Thursday, October 19, 2006

Dilemma

I just looked up that word here and here. Both define the word as primarily a choice between two equally unfavourable options. But I might have to choose between two equally favourable options. Let me explain.

Having had three separate meetings today on the subject of Project Condor, it appears as if it's gathering momentum fast. There is not only a huge desire among senior management for this, but it has now also been given a candidate slot for May 2007 implementation. You heard it here first. The fact that I don't believe we can deliver as early as May remains to be believed among those that count. There is a workshop on Tuesday afternoon to start discussing the candidate projects for the May release, and I am invited to discuss Condor. Excellent.

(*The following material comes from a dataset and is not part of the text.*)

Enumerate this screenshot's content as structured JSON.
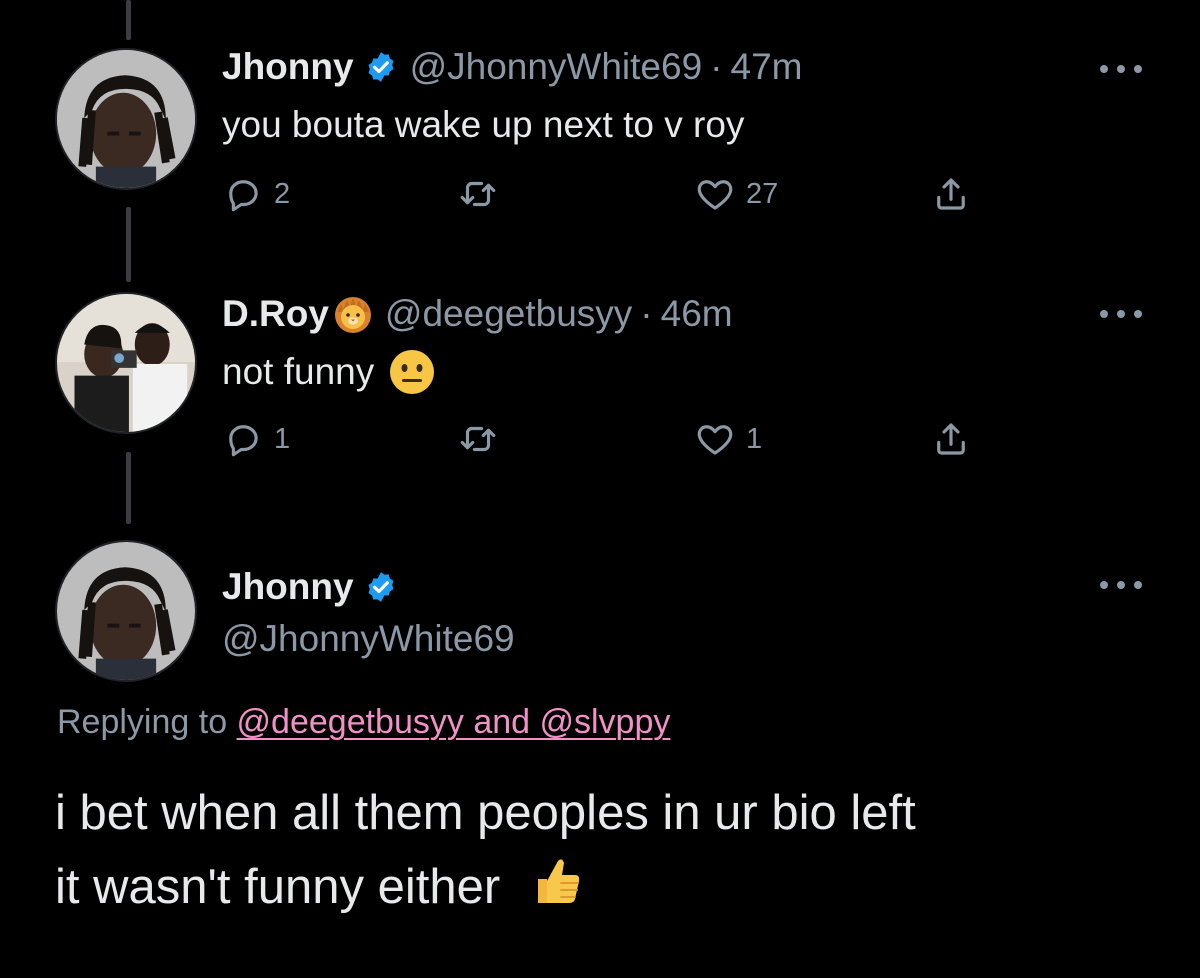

In the meantime, my name was mentioned by my good friend R, with whom I have been closely working on Condor, to a programme manager who apparently has a piece of work that he a) is finding hard to accurately define, and b) needs someone to pick up and run with. R thought I could help him out.

So on Tuesday, I met with him (let's call him A) to discuss this piece of work. It turns out to be the rollout of a Service Oriented Architecture (SOA) across the organisation. The scope has not yet been defined and it has thus far been seen as phase 2 of the SOA adoption project, which delivers the framework, standards and development toolset for a service-oriented architecture.

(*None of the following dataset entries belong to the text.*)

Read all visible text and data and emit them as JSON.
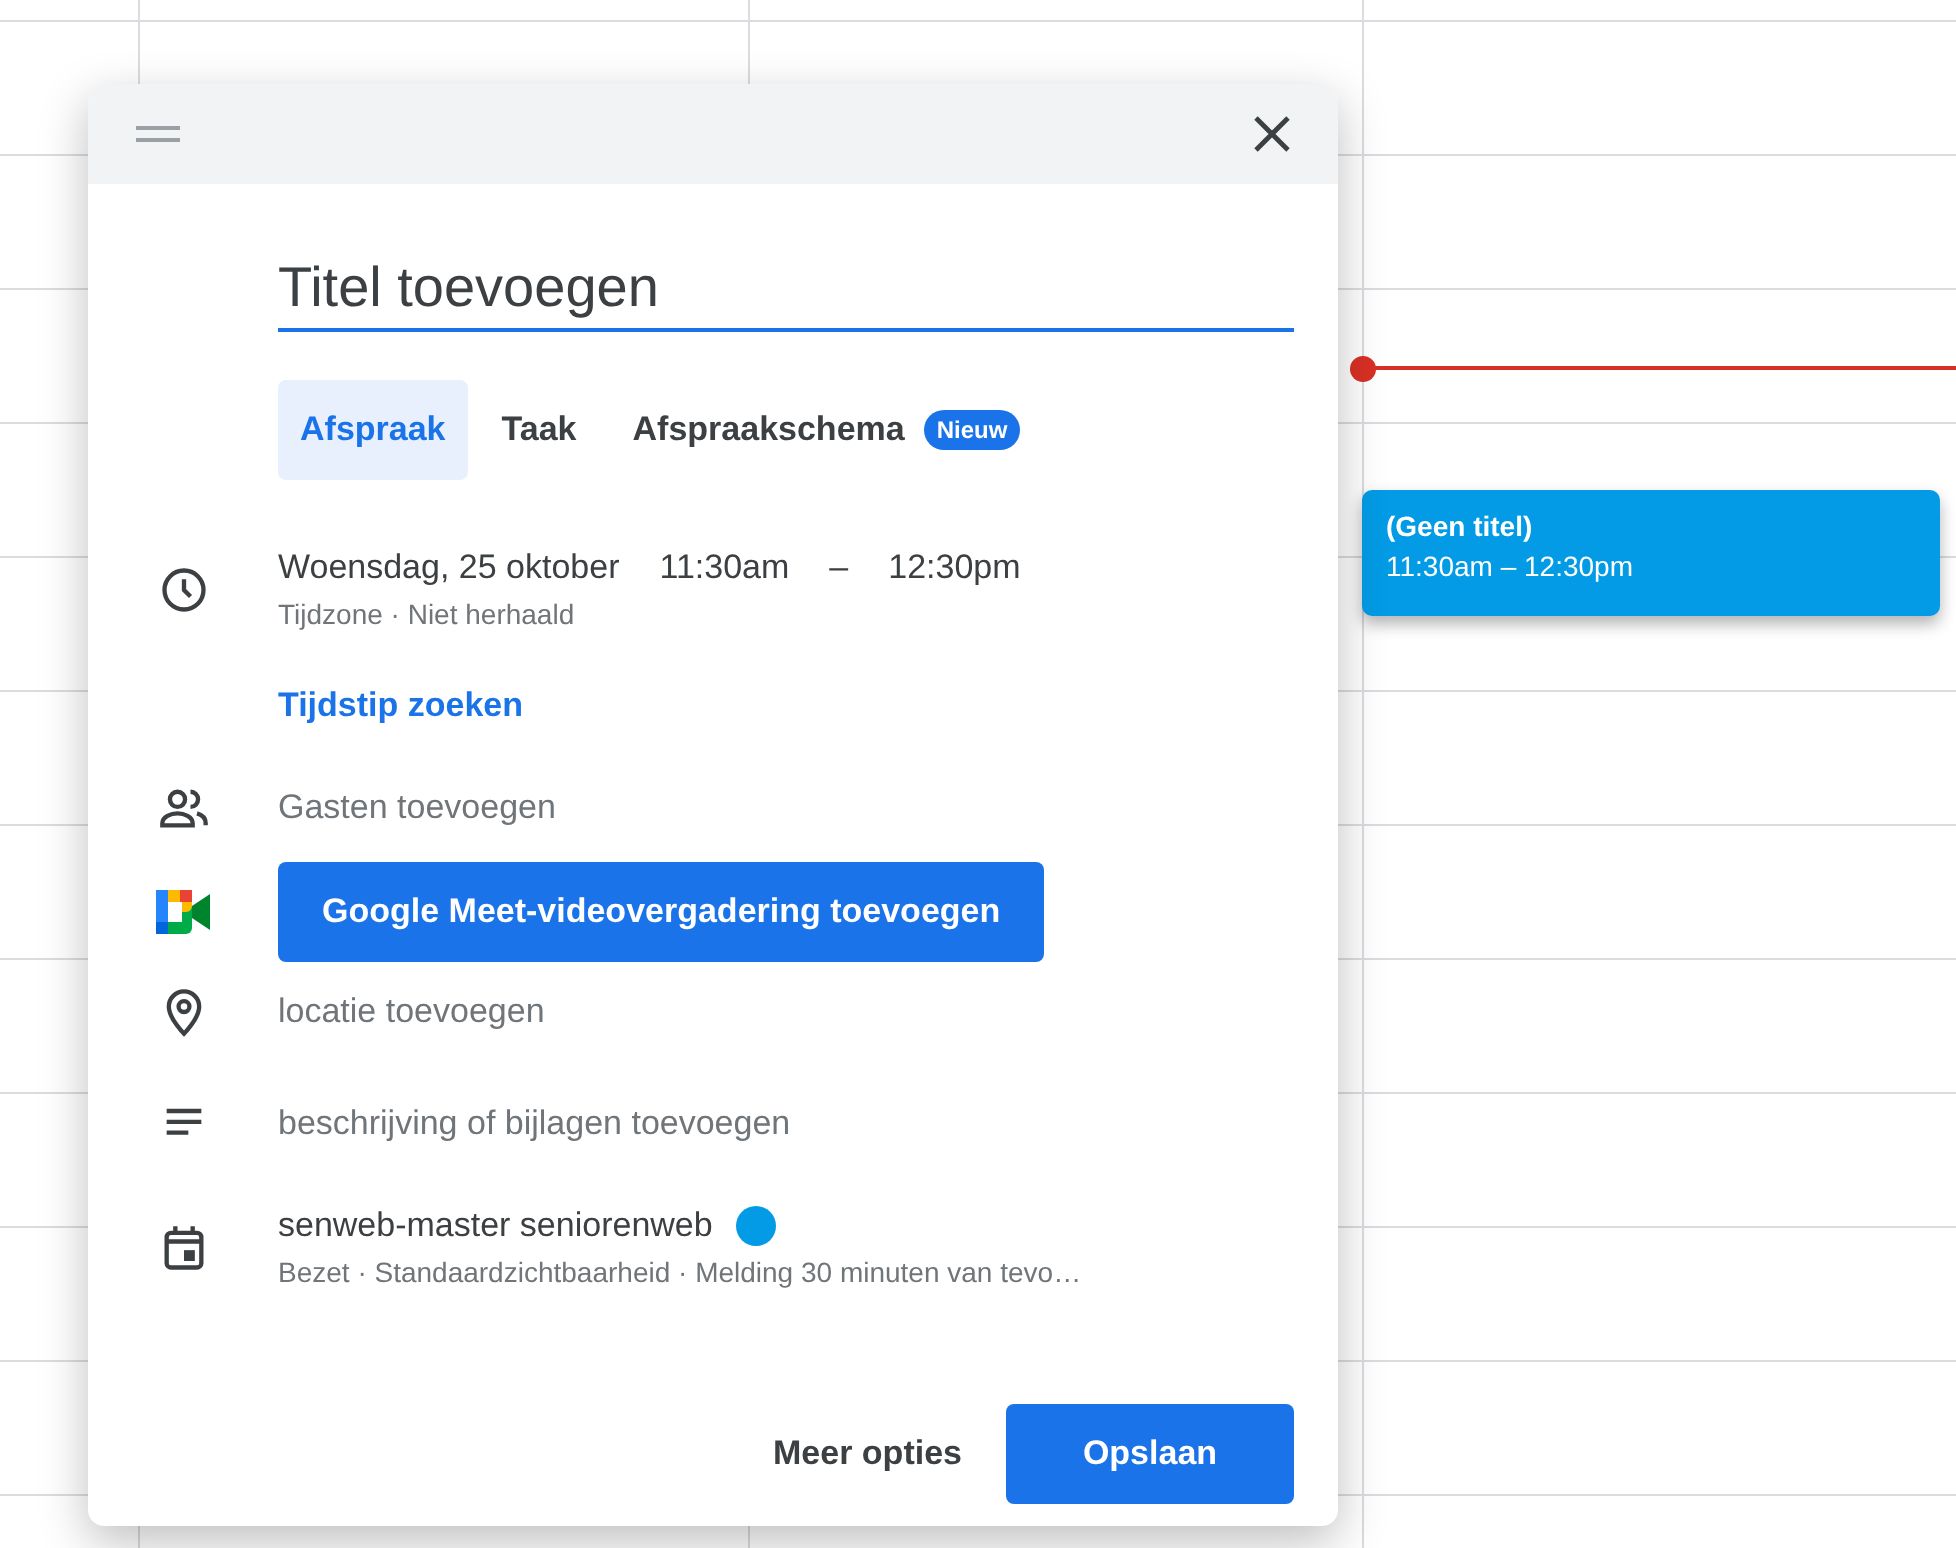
{
  "dialog": {
    "title_field": {
      "placeholder": "Titel toevoegen"
    },
    "tabs": [
      {
        "label": "Afspraak",
        "selected": true
      },
      {
        "label": "Taak",
        "selected": false
      },
      {
        "label": "Afspraakschema",
        "selected": false,
        "badge": "Nieuw"
      }
    ],
    "date": "Woensdag, 25 oktober",
    "start": "11:30am",
    "separator": "–",
    "end": "12:30pm",
    "date_details": "Tijdzone · Niet herhaald",
    "find_time_link": "Tijdstip zoeken",
    "guests": "Gasten toevoegen",
    "meet_button": "Google Meet-videovergadering toevoegen",
    "location": "locatie toevoegen",
    "description": "beschrijving of bijlagen toevoegen",
    "calendar": {
      "name": "senweb-master seniorenweb",
      "details": "Bezet · Standaardzichtbaarheid · Melding 30 minuten van tevo…"
    },
    "more_options": "Meer opties",
    "save": "Opslaan"
  },
  "event": {
    "title": "(Geen titel)",
    "time": "11:30am – 12:30pm"
  }
}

Now, as we all know, a project has a definite start and end and a clear objective, and therefore cannot be ongoing by definition.

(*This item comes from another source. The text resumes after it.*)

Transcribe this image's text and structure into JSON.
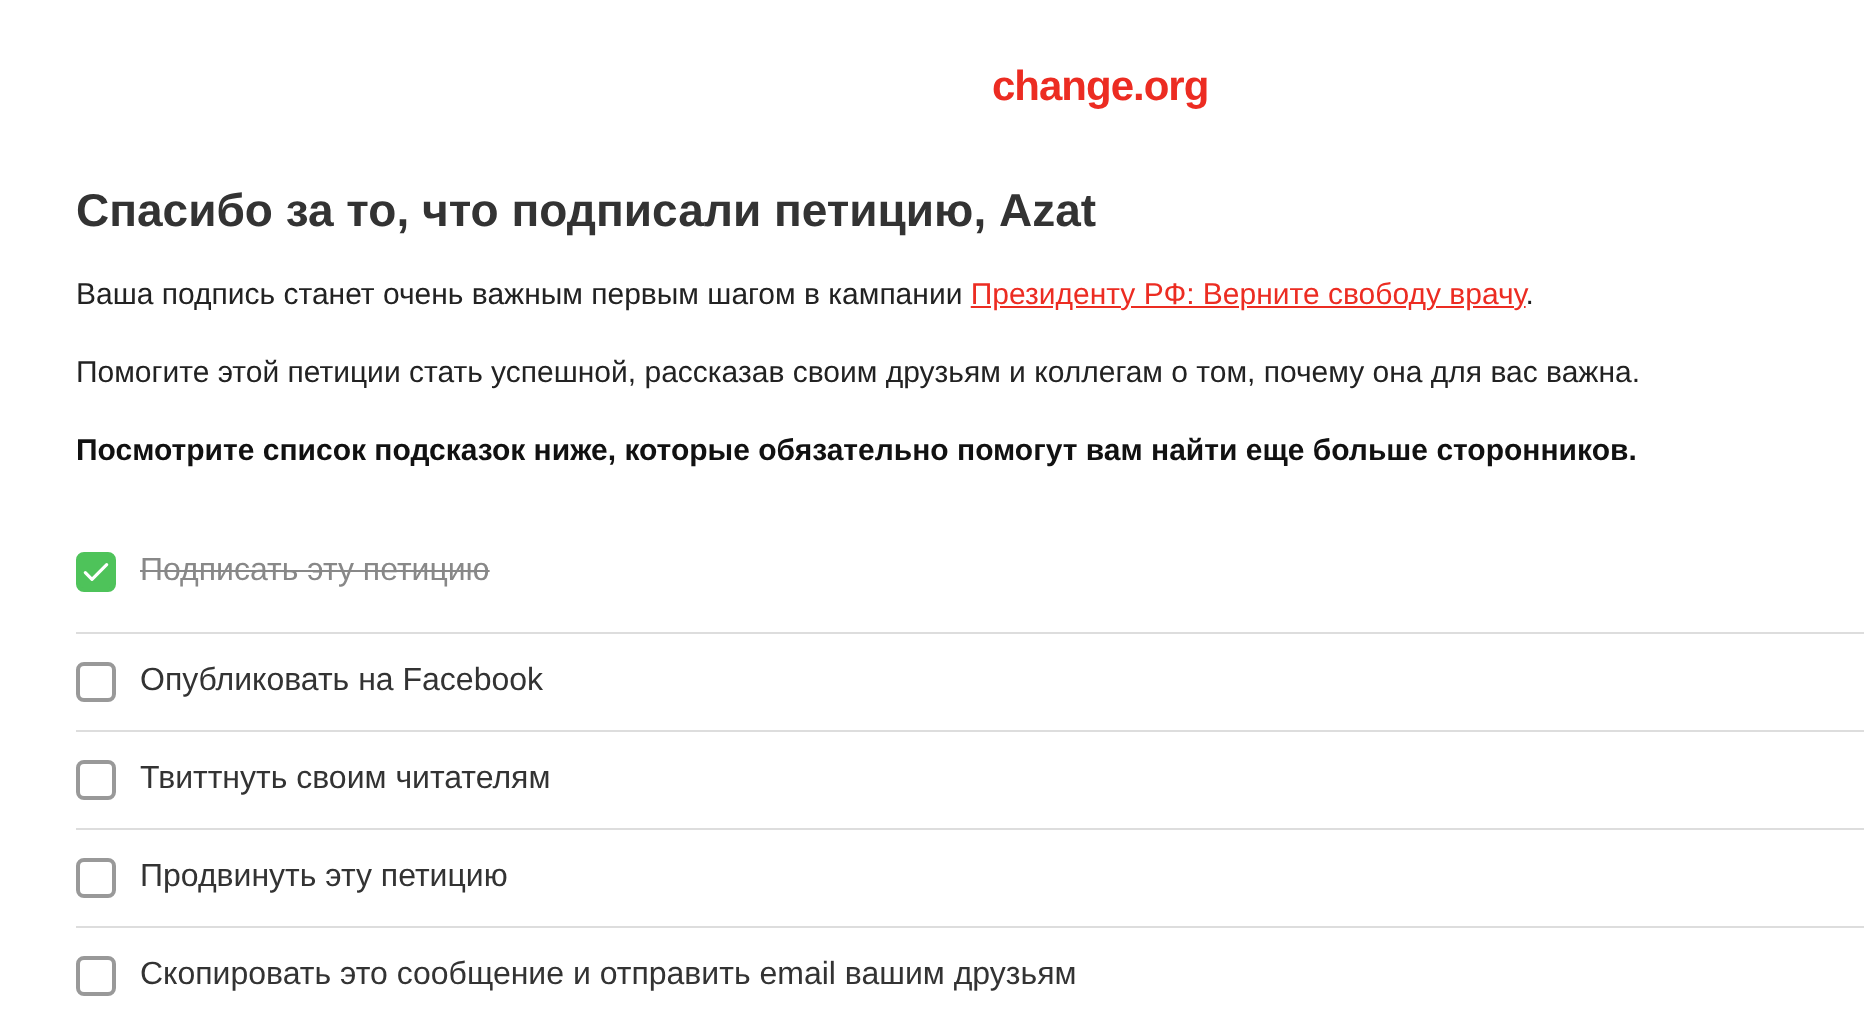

He concluded the meeting by asking about my availability, making it clear that the job was mine if I wanted it.

Hell, yes! You see, it would entail forming a more-or-less permanent team (something I have wanted for years), to become a 'centre of excellence' for web services and service-oriented architecture. It would require more man-management, but a lot less of the administrative cr*p that goes with pure project management. An ideal mix of all the best parts of IT management with very few of the worst parts. Fantastic.

And therein lies the dilemma (or whatever is the choice between two equally favourable options). Do I stick with Condor and deliver the IT components of a new Brand with national exposure (it's like being able to say I managed the project to developed Amazon.com), or do I take on the SOA adoption piece?

I almost certainly cannot do both (although that would be ideal, because of the need to run both pieces of work more or less simultaneously.

Please let me know what you would do and why.